O gün Enver abim buyurdu ki;
-9-
Sonra nereye gideceksin, dediler. Süleyman bin Cezuli hazretlerine dedim. Peki dedi, gittik. Süleyman bin Cezuli, Delail-ül Hayrat kitabını yazan mübarek bir zât. Nasıl olsa bekliyor diye bin tane salevat-ı şerife okudum, ruhuna hediye ettim. Kâbe-i muazzamayı hiç görmedim, Cenab-ı Peygamberi ‘sallallahü aleyhi ve sellem’ hiç ziyaret etmedim. Lütfen efendim, beni gönderin, dedim. O sene ömre nasip oldu. Sonra, şimdi eve dedi. Peki efendim dedim, gittik. Ben böyle ev görmedim. Küçük bir saray. Haremlik selamlık, tam Osmanlı. Selamlıkta, erkeklerin kaldığı yerde yerin hazır. Sen de burada kal dediler. Yok, otele döneceğim, dedim. Yarın saat dokuzda seni almaya geleceğim, hazırlan dedi.
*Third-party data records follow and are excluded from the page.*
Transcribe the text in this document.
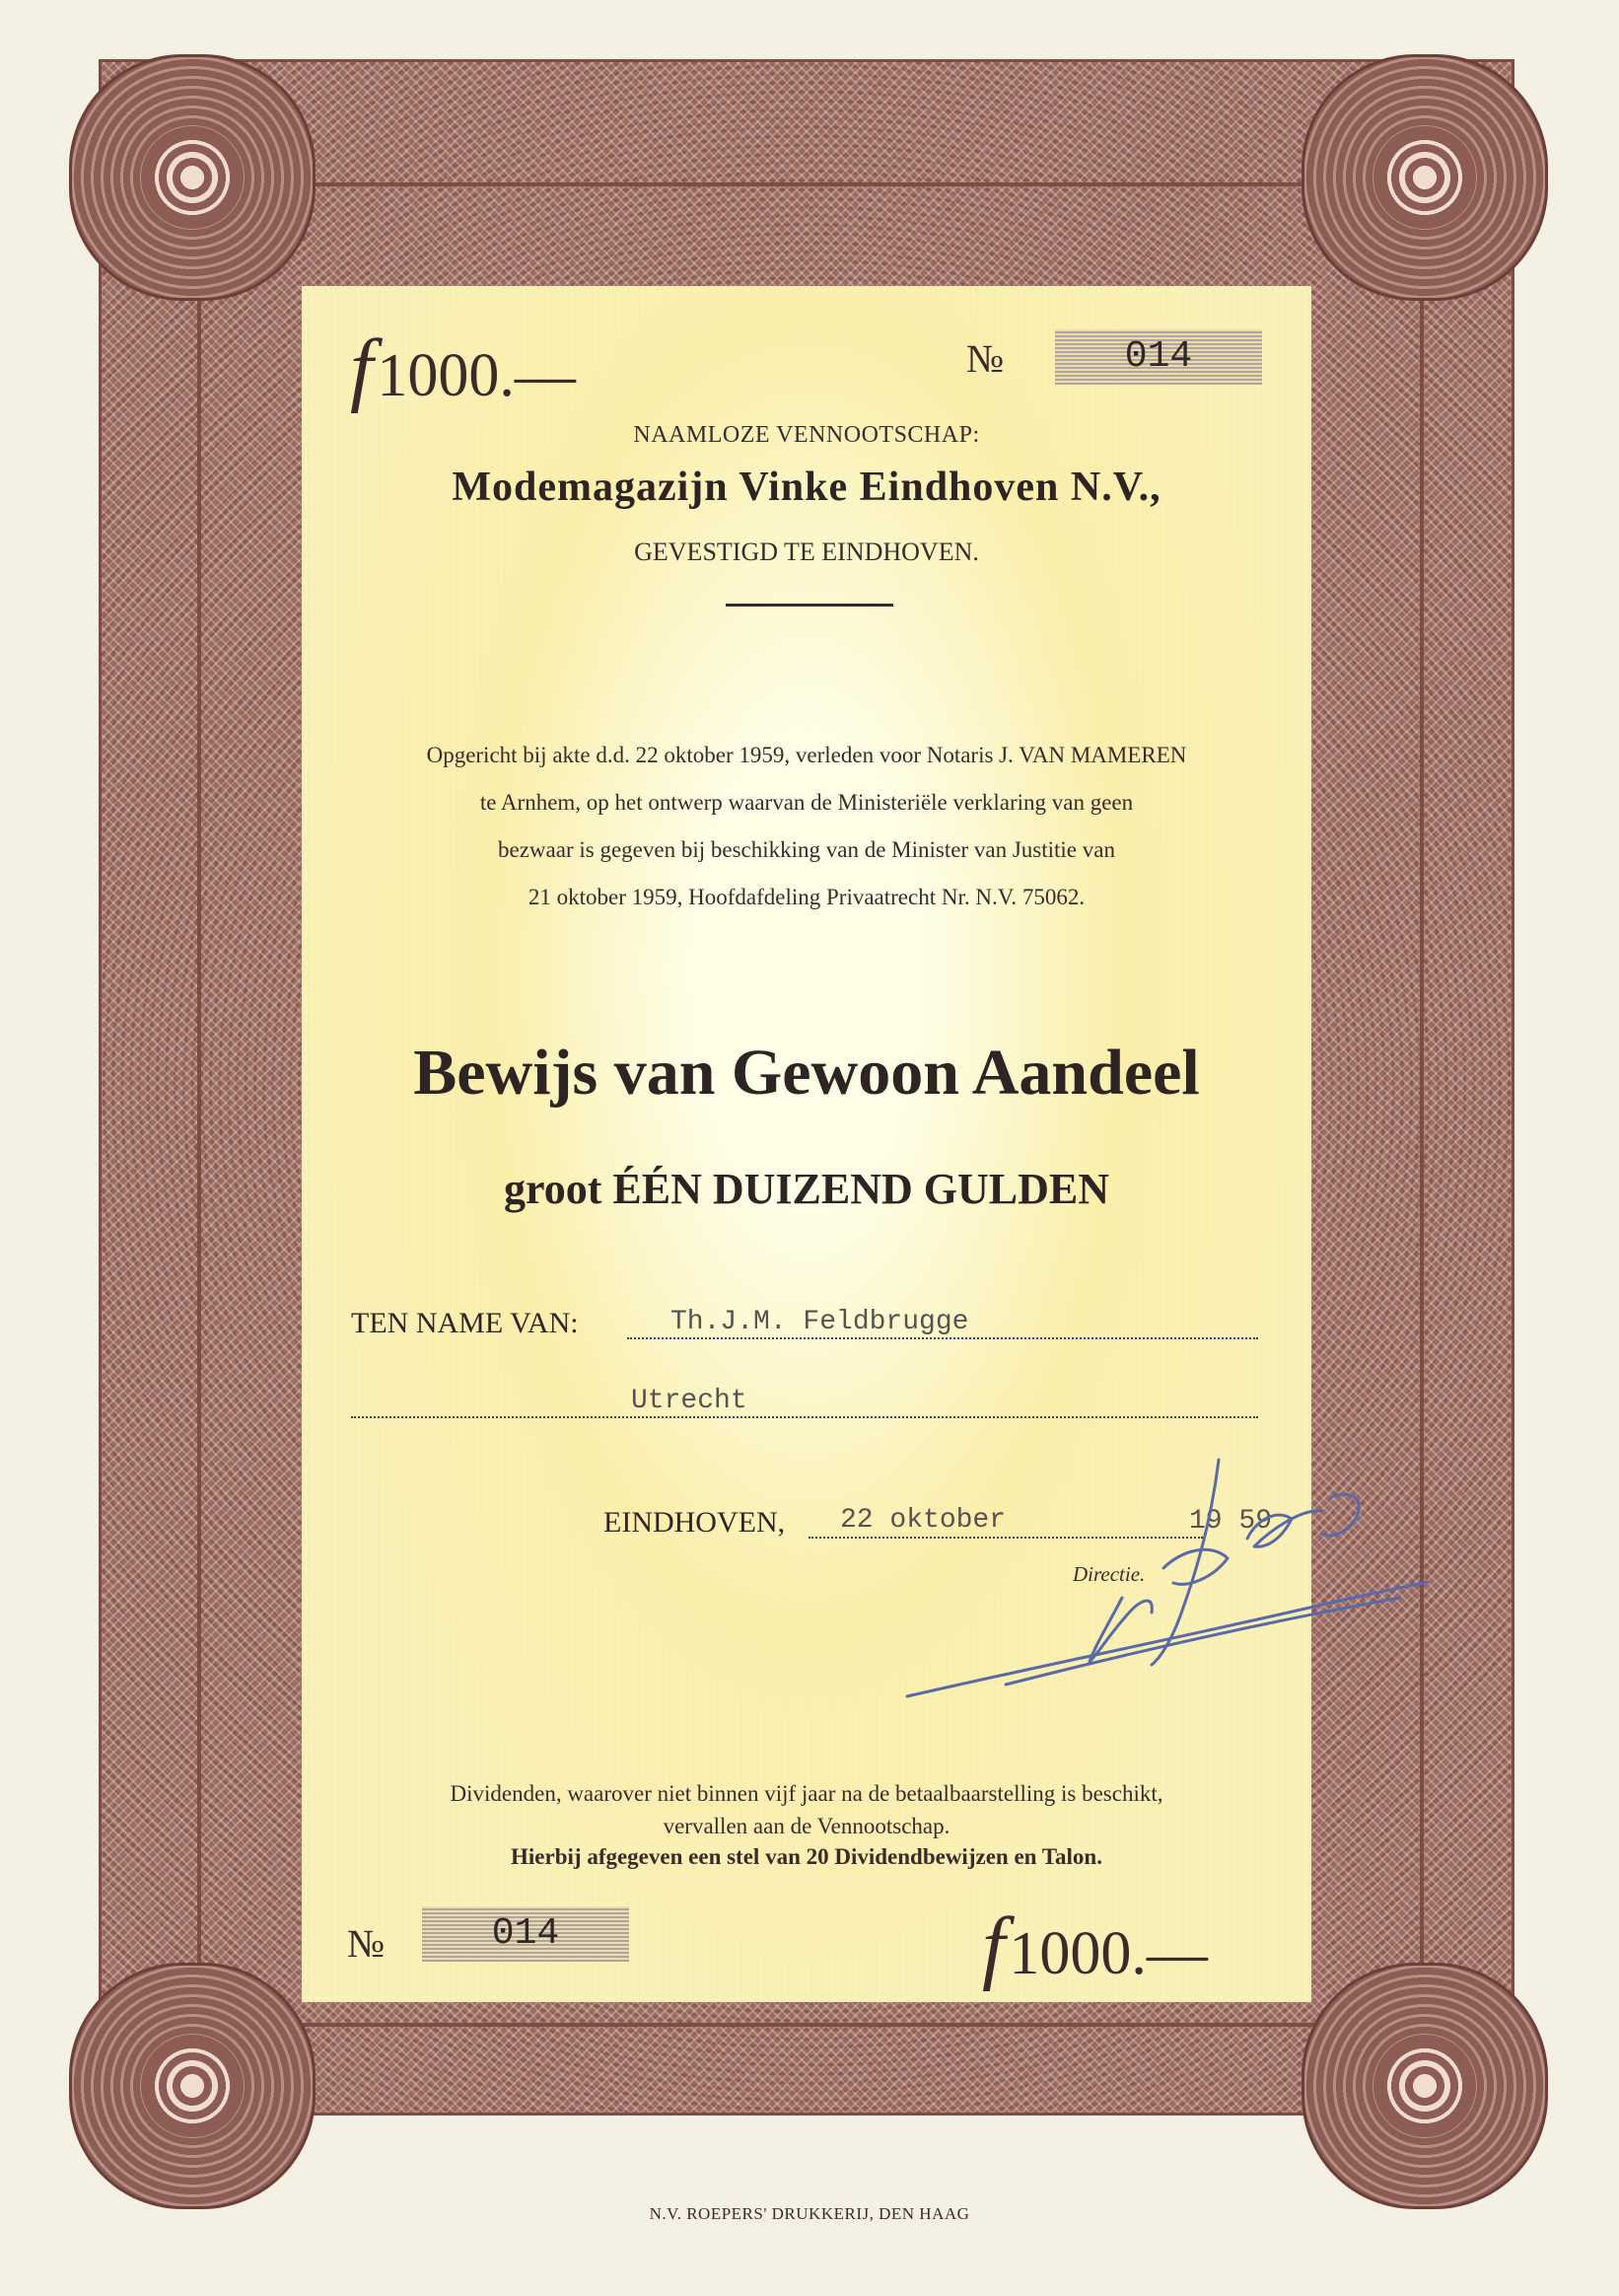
f1000.—	№	014
NAAMLOZE VENNOOTSCHAP:
Modemagazijn Vinke Eindhoven N.V.,
GEVESTIGD TE EINDHOVEN.
Opgericht bij akte d.d. 22 oktober 1959, verleden voor Notaris J. VAN MAMEREN
te Arnhem, op het ontwerp waarvan de Ministeriële verklaring van geen
bezwaar is gegeven bij beschikking van de Minister van Justitie van
21 oktober 1959, Hoofdafdeling Privaatrecht Nr. N.V. 75062.
Bewijs van Gewoon Aandeel
groot ÉÉN DUIZEND GULDEN
TEN NAME VAN:	Th.J.M. Feldbrugge
Utrecht
EINDHOVEN, 22 oktober	19 59
Directie.
Dividenden, waarover niet binnen vijf jaar na de betaalbaarstelling is beschikt,
vervallen aan de Vennootschap.
Hierbij afgegeven een stel van 20 Dividendbewijzen en Talon.
№	014	f1000.—
N.V. ROEPERS' DRUKKERIJ, DEN HAAG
Emrin olur ağam dedik, ertesi gün saat dokuzda kalktık, hazırlandık, arabayla geldi. Benim köylerim var, şimdi köylere gidiyoruz dedi. Arabayla arazinin içinde dolaşıyoruz, ucu yok. Portakal bağçeleri var, köylüler çalışıyordu. Oğlu geldi, o da eczacıymış. Oğlu da Fransadaymış. Arapça bir şeyler konuştular, Allah Allah dedi, kolundaki saati çıkardı, bak arkadaş, ben bu saati Paristeyken aldım. Bu kıbleyi gösteriyor. Babam da seni çok sevmiş, al bu saat senin olsun, dedi. İstanbul’a geldim, arkadaşlara, en çok kim kitap dağıttı diye sordum, saati ona verdim. Velhasıl, buradan çıkan netice şu: Bir, sorarak yapılan işten mutlaka hayırlı netice alırsınız. İki, yabancı bir memlekete gidince, hiç olmazsa aynı gün Allahın evini ziyaret edin. Cenab-ı Hak hadis-i kudside buyuruyor ki; Herkes misafirini kendi imkanı ve iktidarı nispetinde ağırlar. Doğru. Köylünün evine gidersin, şehirlinin evine gidersin. Herkes kendi imkanı nispetinde misafirini ağırlar. Allahü teala buyuruyor ki; Benim evime geleni ben şanıma layık şekilde ağırlarım.